WASHINGTON – It happens so rarely, it makes news: A few Democratic candidates have started to run television ads daring to defend President Barack Obama's health care overhaul.
Most Democrats are trying to avoid campaigning on what should have been the party's signature issue, but the lonely bunch who've stuck their necks out may finally be hitting on a message. Some are using constituents to vouch for specific benefits that only recently took effect, changes whose poll-tested popularity isn't in question.
The argument won't stop on Nov. 2. Democrats will have to keep defending the health care law in the next Congress and on into the 2012 presidential and congressional campaign. And they badly need to find their voice with a message that can connect with middle-class voters.
"One thing has helped them," said Celinda Lake, a Democratic pollster. "On Sept. 23 a bunch of benefits went into effect, and Democrats had something real to talk about as opposed to theoretical. If they don't talk about it, they'll get attacked, so they might as well put out their own point of view."
The law's big coverage expansion to more than 30 million uninsured people doesn't come until 2014, along with a complete ban on insurers turning away those with medical problems. But people now renewing their plan for next year are already starting to see some benefits, including preventive services without copayments and coverage for young adults up to age 26 on a parent's policy.
There's no authoritative tally of the ads run by Democrats on health care, but a rough count suggests that those who voted against the law are advertising it more than those who supported its hard-fought passage. At least a dozen Democrats have taken pains in their ads to remind constituents that they voted "No."
Rep. Gene Taylor, D-Miss., labeled the plan "Obamacare," adopting the disparaging term Republicans are fond of. And Rep. Mike Ross, D-Ark., has a new ad that says "he stood up to (Speaker Nancy) Pelosi and Washington insiders and voted against their health care overhaul."
Still, at least seven Democrats have run ads in favor of the new law. Most are in competitive races, and more are cropping up.
They have common themes. Almost all attempt to link Republican opponents to the health insurance industry. They focus on benefits already in effect, such as protection for children against being denied coverage because of medical problems And some use constituents in cameo appearances.
A template of sorts is an ad by embattled Sen. Russell Feingold, D-Wis., first aired around the beginning of the month. It hits all the themes, and finishes with constituents telling his opponent businessman Ron Johnson: "Hands off my health care."
Bring it on, say Republicans.
"I'm all for letting Democrats spend their money defending a bill most people don't want," said Glen Bolger, a GOP pollster. "They are talking small-ball stuff, and the American people are looking at the big picture and not liking what they're seeing."
Bolger says Republicans don't have to back off their "repeal and replace" slogan, even if Democrats are becoming bolder about the issue.
But Republicans may have to tweak the message. "You have to make it clear that there are certain elements of the bill that would be in the Republican plan as well," said Bolger. Translation: Small-ball can win a close game, too.
It was eight months ago that Obama and his administration toasted passage of the health care bill — with champagne on the Truman balcony at the White House — and Democrats boasted that voters would hail the law. The party saw it as an achievement that had eluded scores of presidents, and perhaps cost Democrats control of Congress in President Bill Clinton's first midterms.

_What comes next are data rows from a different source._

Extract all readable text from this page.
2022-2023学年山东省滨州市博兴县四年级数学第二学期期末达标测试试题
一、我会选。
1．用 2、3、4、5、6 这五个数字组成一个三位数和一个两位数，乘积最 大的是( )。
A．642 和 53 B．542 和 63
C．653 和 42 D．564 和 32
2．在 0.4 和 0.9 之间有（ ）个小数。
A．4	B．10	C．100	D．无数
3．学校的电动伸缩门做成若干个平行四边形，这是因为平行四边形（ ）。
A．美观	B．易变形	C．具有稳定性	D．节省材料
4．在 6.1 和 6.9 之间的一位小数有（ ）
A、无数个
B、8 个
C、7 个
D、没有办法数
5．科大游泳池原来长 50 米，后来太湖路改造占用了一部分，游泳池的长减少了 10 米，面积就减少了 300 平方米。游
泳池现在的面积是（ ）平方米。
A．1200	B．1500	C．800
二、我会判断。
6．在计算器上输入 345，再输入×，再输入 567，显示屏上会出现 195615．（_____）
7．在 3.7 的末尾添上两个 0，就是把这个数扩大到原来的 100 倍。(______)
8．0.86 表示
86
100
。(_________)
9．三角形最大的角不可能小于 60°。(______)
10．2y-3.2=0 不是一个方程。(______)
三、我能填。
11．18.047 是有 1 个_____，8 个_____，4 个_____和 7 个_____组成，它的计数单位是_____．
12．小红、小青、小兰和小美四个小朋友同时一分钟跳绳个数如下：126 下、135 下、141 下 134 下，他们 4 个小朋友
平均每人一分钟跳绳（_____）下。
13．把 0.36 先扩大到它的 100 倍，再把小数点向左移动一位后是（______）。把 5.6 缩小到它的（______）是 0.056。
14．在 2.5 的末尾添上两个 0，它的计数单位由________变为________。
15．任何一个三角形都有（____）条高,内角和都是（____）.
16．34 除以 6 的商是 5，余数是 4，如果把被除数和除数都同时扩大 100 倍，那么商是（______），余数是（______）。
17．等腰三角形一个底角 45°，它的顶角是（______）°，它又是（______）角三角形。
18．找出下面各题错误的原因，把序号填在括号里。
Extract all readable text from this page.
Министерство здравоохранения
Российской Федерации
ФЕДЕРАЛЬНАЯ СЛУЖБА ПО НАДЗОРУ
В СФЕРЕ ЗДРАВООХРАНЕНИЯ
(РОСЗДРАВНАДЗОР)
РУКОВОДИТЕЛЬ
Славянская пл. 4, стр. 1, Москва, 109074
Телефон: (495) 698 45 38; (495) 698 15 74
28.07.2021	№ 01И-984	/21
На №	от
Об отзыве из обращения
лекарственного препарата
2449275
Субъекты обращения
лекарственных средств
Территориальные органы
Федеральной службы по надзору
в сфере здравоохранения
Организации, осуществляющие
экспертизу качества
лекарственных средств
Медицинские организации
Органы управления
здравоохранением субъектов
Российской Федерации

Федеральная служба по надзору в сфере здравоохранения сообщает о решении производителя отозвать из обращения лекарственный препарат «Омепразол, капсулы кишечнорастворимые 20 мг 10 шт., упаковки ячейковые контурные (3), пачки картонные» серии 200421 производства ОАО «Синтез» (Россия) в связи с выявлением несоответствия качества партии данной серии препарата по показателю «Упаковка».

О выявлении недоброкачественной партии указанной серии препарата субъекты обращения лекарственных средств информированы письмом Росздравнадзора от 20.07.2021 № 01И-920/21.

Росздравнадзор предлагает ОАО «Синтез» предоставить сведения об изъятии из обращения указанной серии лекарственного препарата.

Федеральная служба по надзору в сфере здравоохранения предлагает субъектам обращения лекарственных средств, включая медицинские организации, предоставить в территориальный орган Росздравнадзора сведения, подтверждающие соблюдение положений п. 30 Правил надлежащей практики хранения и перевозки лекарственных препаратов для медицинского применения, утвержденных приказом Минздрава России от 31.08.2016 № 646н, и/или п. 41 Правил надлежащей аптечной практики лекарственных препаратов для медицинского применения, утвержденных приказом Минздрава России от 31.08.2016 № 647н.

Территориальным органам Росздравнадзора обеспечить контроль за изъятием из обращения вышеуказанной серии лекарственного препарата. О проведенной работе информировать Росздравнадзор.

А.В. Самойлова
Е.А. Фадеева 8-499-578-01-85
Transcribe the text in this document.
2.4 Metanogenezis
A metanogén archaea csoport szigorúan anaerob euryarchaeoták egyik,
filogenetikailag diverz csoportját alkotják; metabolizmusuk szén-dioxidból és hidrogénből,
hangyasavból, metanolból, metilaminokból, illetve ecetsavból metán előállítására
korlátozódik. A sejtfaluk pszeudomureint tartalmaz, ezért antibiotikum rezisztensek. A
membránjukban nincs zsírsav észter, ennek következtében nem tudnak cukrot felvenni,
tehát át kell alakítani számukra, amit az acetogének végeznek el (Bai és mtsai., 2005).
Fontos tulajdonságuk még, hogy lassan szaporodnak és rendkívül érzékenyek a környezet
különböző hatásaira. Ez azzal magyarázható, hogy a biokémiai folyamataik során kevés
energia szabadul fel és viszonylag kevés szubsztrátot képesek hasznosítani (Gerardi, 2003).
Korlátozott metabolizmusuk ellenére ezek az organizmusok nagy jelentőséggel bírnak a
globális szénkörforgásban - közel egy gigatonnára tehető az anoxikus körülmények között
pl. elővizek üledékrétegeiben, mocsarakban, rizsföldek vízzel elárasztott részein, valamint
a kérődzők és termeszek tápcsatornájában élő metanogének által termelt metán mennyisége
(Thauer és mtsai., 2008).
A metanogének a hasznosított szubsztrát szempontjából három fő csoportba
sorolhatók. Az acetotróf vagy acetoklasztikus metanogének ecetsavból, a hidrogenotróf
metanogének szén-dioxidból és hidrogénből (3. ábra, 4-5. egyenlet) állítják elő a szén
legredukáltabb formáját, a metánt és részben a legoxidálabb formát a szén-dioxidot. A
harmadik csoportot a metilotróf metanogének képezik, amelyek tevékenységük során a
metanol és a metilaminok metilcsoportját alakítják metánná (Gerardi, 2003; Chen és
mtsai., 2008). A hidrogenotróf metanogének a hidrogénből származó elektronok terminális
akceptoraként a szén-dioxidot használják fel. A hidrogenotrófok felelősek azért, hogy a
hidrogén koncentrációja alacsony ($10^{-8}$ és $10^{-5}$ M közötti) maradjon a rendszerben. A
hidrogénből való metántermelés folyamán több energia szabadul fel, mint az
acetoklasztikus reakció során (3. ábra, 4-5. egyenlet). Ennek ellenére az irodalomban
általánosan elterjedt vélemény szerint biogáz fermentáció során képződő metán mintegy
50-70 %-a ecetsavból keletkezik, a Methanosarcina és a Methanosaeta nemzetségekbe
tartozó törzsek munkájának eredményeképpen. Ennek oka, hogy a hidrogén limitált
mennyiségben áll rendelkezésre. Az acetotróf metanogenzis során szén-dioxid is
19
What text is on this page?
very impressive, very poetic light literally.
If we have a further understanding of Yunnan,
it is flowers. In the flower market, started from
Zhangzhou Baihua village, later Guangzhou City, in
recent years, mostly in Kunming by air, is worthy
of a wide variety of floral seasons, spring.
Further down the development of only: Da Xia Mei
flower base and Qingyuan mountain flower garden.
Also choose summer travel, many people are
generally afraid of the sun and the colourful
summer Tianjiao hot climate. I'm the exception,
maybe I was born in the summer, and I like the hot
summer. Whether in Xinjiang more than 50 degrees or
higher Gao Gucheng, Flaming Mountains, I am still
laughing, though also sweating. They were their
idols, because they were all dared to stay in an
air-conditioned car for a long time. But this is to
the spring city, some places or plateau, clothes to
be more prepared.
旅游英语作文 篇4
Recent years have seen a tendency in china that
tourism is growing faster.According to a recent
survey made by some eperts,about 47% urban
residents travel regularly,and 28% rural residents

Obama challenged GOP lawmakers to talk repeal.
"Go for it," he said in Iowa in March. "If these congressmen in Washington want to come here in Iowa and tell small-business owners that they plan to take away their tax credits and essentially raise their taxes, be my guest."
Republicans not only clamored for repeal, state attorneys general took the fight to the federal courts.
Last week, a judge in Florida allowed a lawsuit to advance, ruling that the constitutionality of the law's requirement for most Americans to carry coverage deserves to be fully debated. Earlier, a judge in Michigan dismissed a similar challenge.
And controversy over the law's ripple effects continues. In a letter obtained by The Associated Press on Monday, Boeing became the latest company to signal a potential downside for insured employees, citing the legislation as part of the reason it's shifting more medical costs to workers next year.
Whether standing up for health care overhaul in their ads will help any Democratic candidates remains to be seen. But several in competitive races are gambling that it will. They include Senate Majority Leader Harry Reid of Nevada and Reps. Dina Titus of Nevada, Earl Pomeroy of North Dakota and Scott Murphy of New York.
Murphy's ad directly challenges the Republican call for repeal with a self-styled "reality check" that implies his opponent would bring back pre-existing condition denials, lifetime dollar limits on coverage and copayments for mammograms and colon screenings, while leaving the Medicare prescription coverage gap in place. The law begins to close the so-called doughnut hole next year.
Murphy rival Chris Gibson, a retired Army colonel, has run extensive ads calling for health care repeal.
"I wouldn't say this ad is defensive," responded Josh Schwerin, a Murphy spokesman. "It's the other side of the argument. It's very important for people to understand what repeal means."